Gambar 1.1 Anatomi Kuku

1. Matriks kuku Merupakan pembentuk jaringan kuku yang baru

2. Kutikel (cuticle) Merupakan penghubung dua permukaan epitel dari lipatan kulit proximal. Melindungi struktur dasar kuku (matrix germinatif) dari iritasi, alergi, bakteri/jamur patogen. 3. Lipatan kuku lateral Menutupi sisi lateral lempeng kuku 4. Lunula Dasar dari lipatan proximal. Merupakan bagian lempeng kuku yang berwarna putih di dekat akar kuku berbentuk bulan sabit,sering tertutup oleh kulit. 5. Dasar kuku (nail bed) Terdiri dari bagian epidermal dan mendasari dermis yang berhubungan dengan periosteum dari distal phalanx.
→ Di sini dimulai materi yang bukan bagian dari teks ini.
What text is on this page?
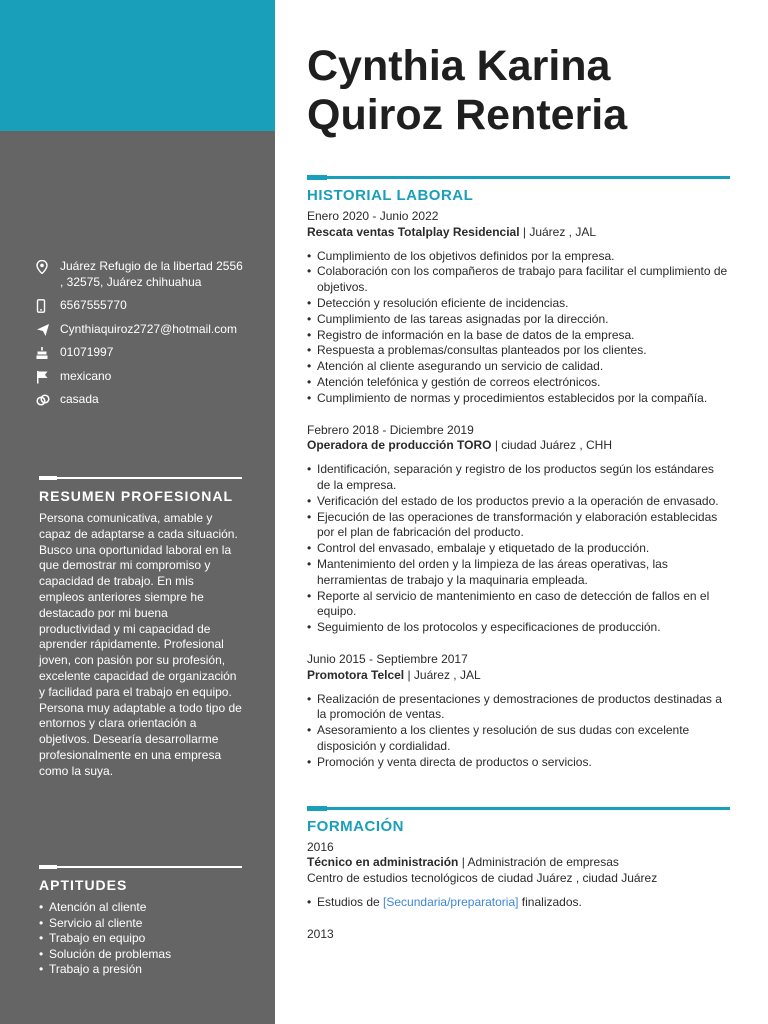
Juárez Refugio de la libertad 2556 , 32575, Juárez chihuahua
6567555770
Cynthiaquiroz2727@hotmail.com
01071997
mexicano
casada
RESUMEN PROFESIONAL
Persona comunicativa, amable y capaz de adaptarse a cada situación. Busco una oportunidad laboral en la que demostrar mi compromiso y capacidad de trabajo. En mis empleos anteriores siempre he destacado por mi buena productividad y mi capacidad de aprender rápidamente. Profesional joven, con pasión por su profesión, excelente capacidad de organización y facilidad para el trabajo en equipo. Persona muy adaptable a todo tipo de entornos y clara orientación a objetivos. Desearía desarrollarme profesionalmente en una empresa como la suya.
APTITUDES
• Atención al cliente
• Servicio al cliente
• Trabajo en equipo
• Solución de problemas
• Trabajo a presión
Cynthia Karina
Quiroz Renteria
HISTORIAL LABORAL
Enero 2020 - Junio 2022
Rescata ventas Totalplay Residencial | Juárez , JAL
• Cumplimiento de los objetivos definidos por la empresa.
• Colaboración con los compañeros de trabajo para facilitar el cumplimiento de objetivos.
• Detección y resolución eficiente de incidencias.
• Cumplimiento de las tareas asignadas por la dirección.
• Registro de información en la base de datos de la empresa.
• Respuesta a problemas/consultas planteados por los clientes.
• Atención al cliente asegurando un servicio de calidad.
• Atención telefónica y gestión de correos electrónicos.
• Cumplimiento de normas y procedimientos establecidos por la compañía.
Febrero 2018 - Diciembre 2019
Operadora de producción TORO | ciudad Juárez , CHH
• Identificación, separación y registro de los productos según los estándares de la empresa.
• Verificación del estado de los productos previo a la operación de envasado.
• Ejecución de las operaciones de transformación y elaboración establecidas por el plan de fabricación del producto.
• Control del envasado, embalaje y etiquetado de la producción.
• Mantenimiento del orden y la limpieza de las áreas operativas, las herramientas de trabajo y la maquinaria empleada.
• Reporte al servicio de mantenimiento en caso de detección de fallos en el equipo.
• Seguimiento de los protocolos y especificaciones de producción.
Junio 2015 - Septiembre 2017
Promotora Telcel | Juárez , JAL
• Realización de presentaciones y demostraciones de productos destinadas a la promoción de ventas.
• Asesoramiento a los clientes y resolución de sus dudas con excelente disposición y cordialidad.
• Promoción y venta directa de productos o servicios.
FORMACIÓN
2016
Técnico en administración | Administración de empresas
Centro de estudios tecnológicos de ciudad Juárez , ciudad Juárez
• Estudios de [Secundaria/preparatoria] finalizados.
2013
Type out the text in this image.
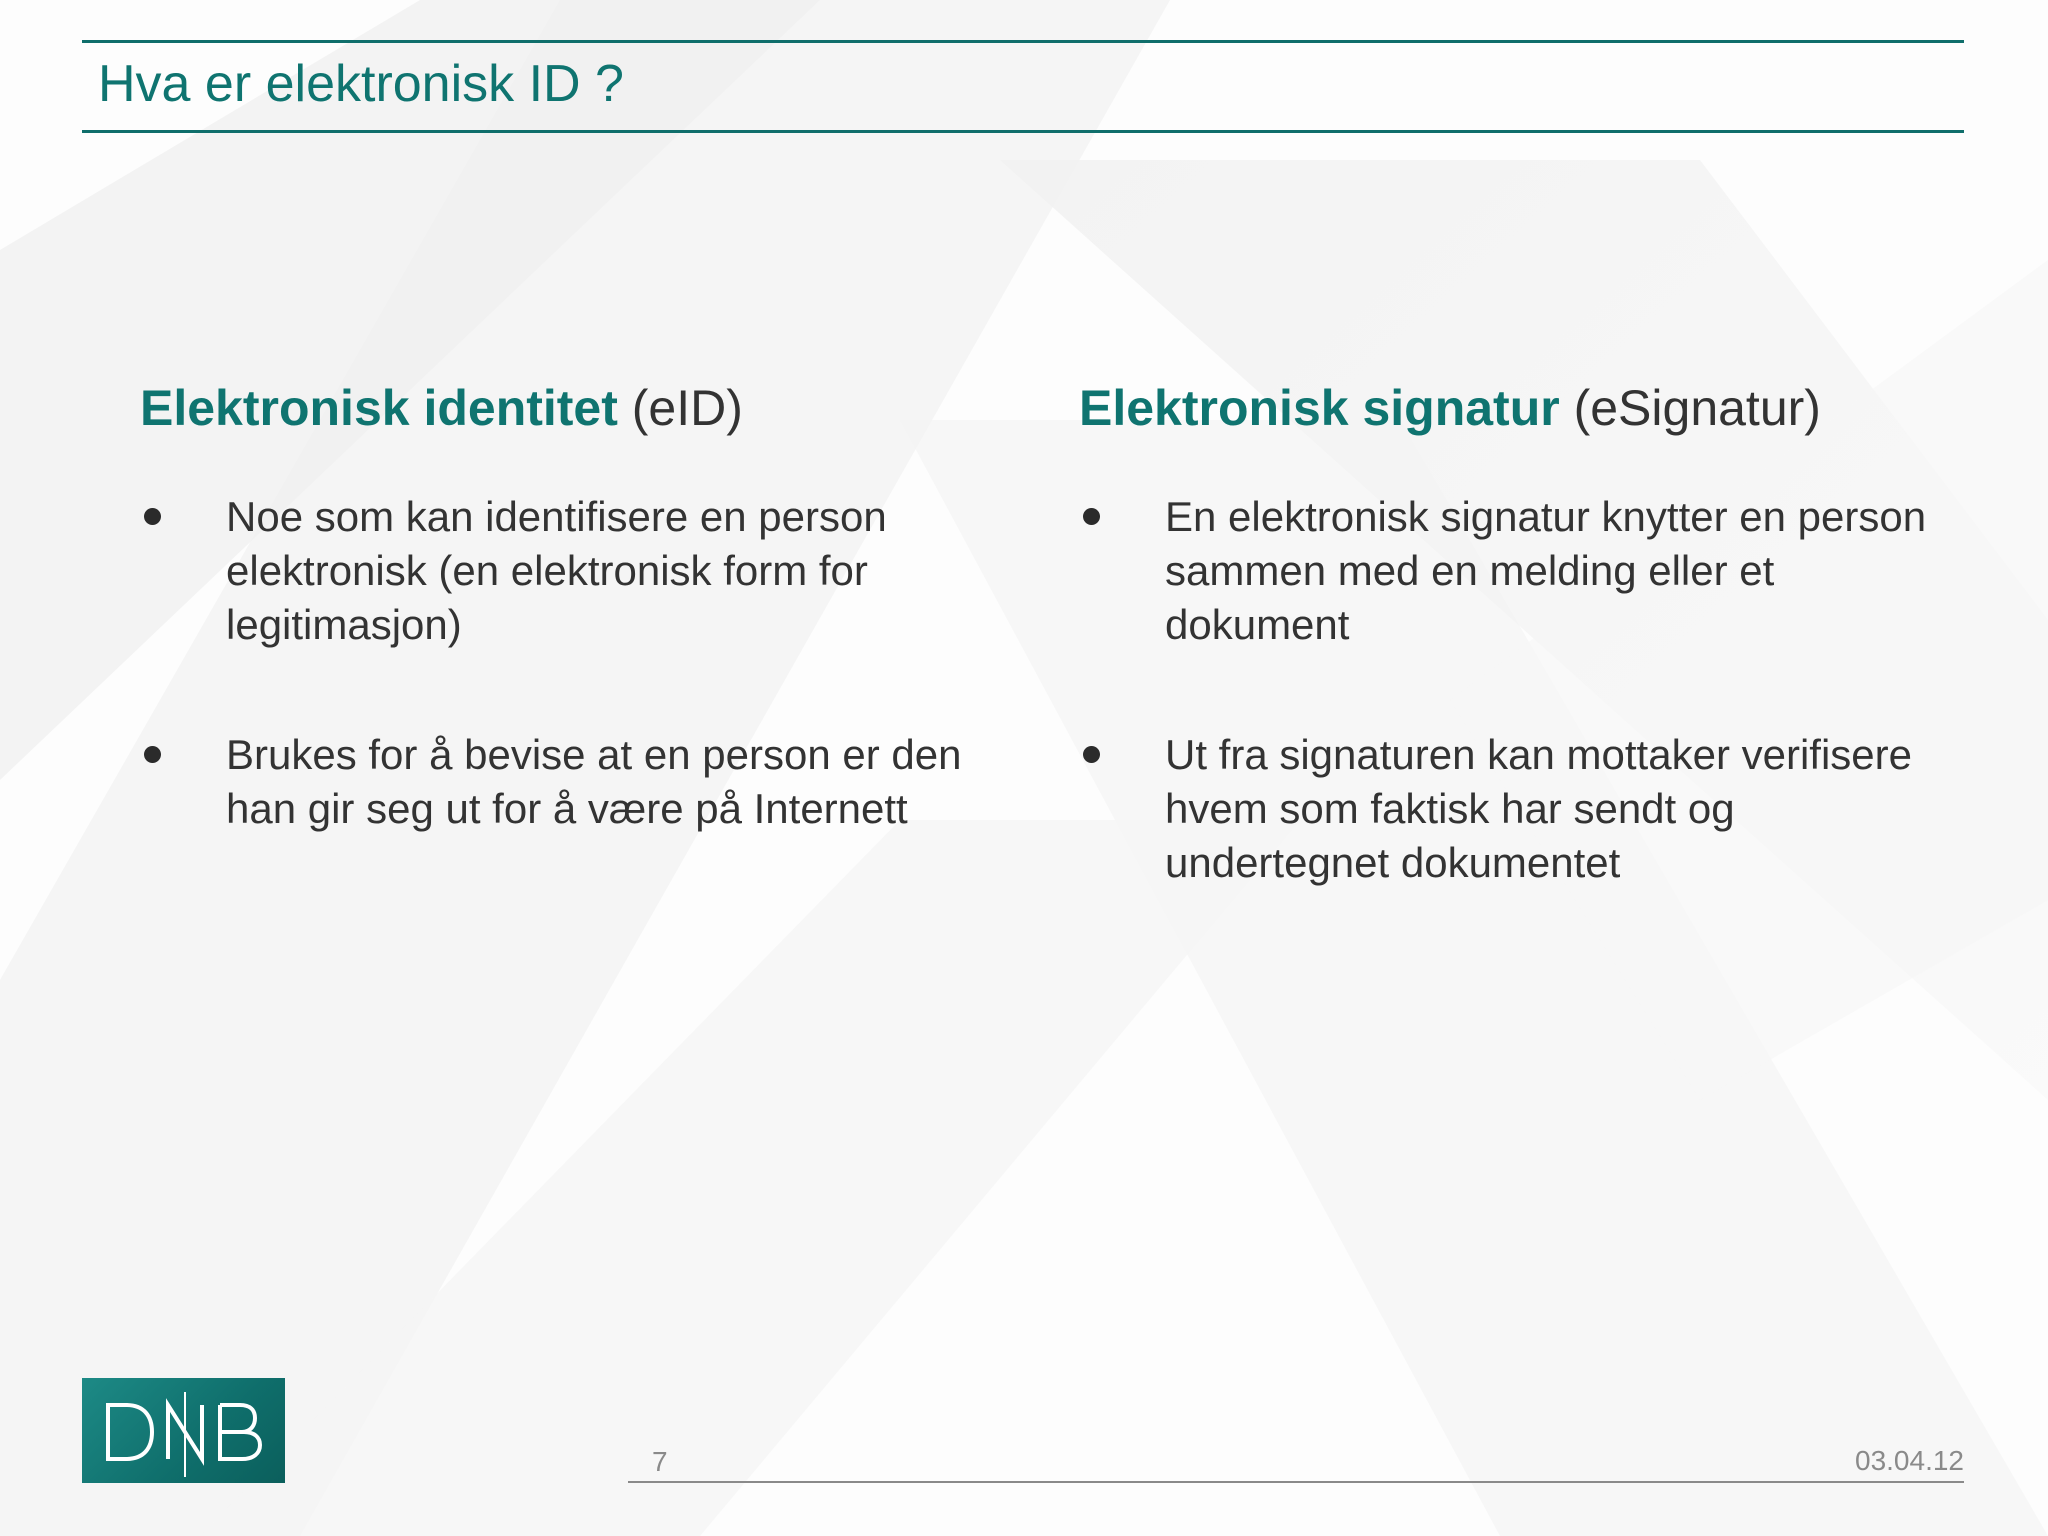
Hva er elektronisk ID ?
Elektronisk identitet (eID)
Noe som kan identifisere en person elektronisk (en elektronisk form for legitimasjon)
Brukes for å bevise at en person er den han gir seg ut for å være på Internett
Elektronisk signatur (eSignatur)
En elektronisk signatur knytter en person sammen med en melding eller et dokument
Ut fra signaturen kan mottaker verifisere hvem som faktisk har sendt og undertegnet dokumentet
7	03.04.12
Normal berwarna merah muda karena vaskularisasi yang nampak melalui lempeng kuku yang translusen. 6. Hiponikium Ruang di bawah kuku yang bebas, memisahkan lempeng kuku dan dasar kuku pada ujung distal. 7. Lempeng kuku (nail plate) Sebagai proteksi yang keras. Statis dan dengan kuat menempel pada dasar kuku. Dikelilingi tiga sisi lipatan kuku. Terbentuk dari tiga lapiasn horisontal: lamina dorsal tipis, lamina intermedit tebal, lapisan ventral dari dasar kuku. Kerasnya lempeng kuku karena high sulfur matrix protein.5 8. Sisi bebas

Gambar 1.2 Anatomi Kuku

C. Epidemiologi Perkembangan baru-baru ini infeksi jamur di Amerika Serikat dapat dilacak ke imigrasi dermatofita besar, terutama Trichophyton rubrum, dari Afrika Barat dan Asia Tenggara ke Amerika Utara dan Eropa. Insiden onikomikosis telah dilaporkan 2-13% di multicenter North America.Sebuah survei di Kanada menunjukkan prevalensi 6,5% onikomikosis.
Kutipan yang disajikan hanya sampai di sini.